たくさんの人が行きかう広い構内に少しだけ戸惑いながら駅を出て、スマホでナビ機能を起動させ、そこに住所を入力する。

すぐに徒歩十分と所要時間が出てきて、その距離にきっといいマンションなんだろうなぁと頭に浮かべながら歩き始めた。

たくさん並ぶオフィスビルの間を抜ける。
三十階はありそうな建物を眺め歩いていくと、そのうちに他のビルとは明らかに敷居の高さが違う建物が目に入った。

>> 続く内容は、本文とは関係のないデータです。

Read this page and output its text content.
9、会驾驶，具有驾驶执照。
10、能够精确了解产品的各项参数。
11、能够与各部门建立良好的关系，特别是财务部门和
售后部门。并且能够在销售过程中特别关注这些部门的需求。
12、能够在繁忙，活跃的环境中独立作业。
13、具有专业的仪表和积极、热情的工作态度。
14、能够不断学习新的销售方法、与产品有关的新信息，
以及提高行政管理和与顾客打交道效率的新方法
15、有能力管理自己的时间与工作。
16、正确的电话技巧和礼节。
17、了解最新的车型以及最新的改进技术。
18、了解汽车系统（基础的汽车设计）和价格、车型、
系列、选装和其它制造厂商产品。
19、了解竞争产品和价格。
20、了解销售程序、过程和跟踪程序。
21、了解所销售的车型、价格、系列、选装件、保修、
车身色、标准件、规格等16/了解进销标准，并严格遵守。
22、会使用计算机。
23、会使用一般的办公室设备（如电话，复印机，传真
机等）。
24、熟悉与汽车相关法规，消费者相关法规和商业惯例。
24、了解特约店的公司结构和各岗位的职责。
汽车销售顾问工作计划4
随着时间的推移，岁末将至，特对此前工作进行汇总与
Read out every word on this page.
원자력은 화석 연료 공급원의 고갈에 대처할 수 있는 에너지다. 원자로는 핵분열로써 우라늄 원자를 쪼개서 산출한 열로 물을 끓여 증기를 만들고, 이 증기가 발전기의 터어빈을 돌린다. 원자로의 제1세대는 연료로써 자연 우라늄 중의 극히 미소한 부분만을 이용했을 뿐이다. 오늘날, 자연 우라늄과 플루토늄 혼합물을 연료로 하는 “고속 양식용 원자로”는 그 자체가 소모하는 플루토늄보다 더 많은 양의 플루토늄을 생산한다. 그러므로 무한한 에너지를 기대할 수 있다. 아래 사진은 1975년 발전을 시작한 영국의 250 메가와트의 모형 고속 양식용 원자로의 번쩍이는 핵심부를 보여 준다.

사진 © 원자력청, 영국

他の建物が割とぎゅうぎゅうに建っているのに比べ、悠々と敷地を構えたそこに建つマンションを見て、すぐにああここだなと判断する。

濃いグレイで統一された外壁のマンションはパッと見て二十階以上の高さがあるのがわかった。

建物の周りをぐるっと黄緑色の葉をつけた樹が囲っている。

〝シマトネリコ〟と彫られている銀色のプレートを眺めながら敷地内に足を踏み入れる。

エントランスまで続く通路の両脇に植えられているのも同じ樹のようだった。

白いタイルが敷き詰められている通路をそのまま進むと、外壁をくり抜いたように造られているエントランスの入口が見えた。

自動ドアの前で立ち止まり、少しためらいながら社長にもらったメモを握りしめ、中に入る。

コンシェルジュがいないのを不思議に思うほど立派なエントランスに、緊張を覚えながら、インターホンの前で立ち止まり久遠さんの部屋の番号を押す。

ポーン……と上品な音が聞こえたあと、しばらく待っていると『……入れ』とボソリと言われる。

その、いつも以上に覇気のない声にだいぶ体調悪いのかな……と思いながら、ロック解除された自動ドアを抜けて中に入った。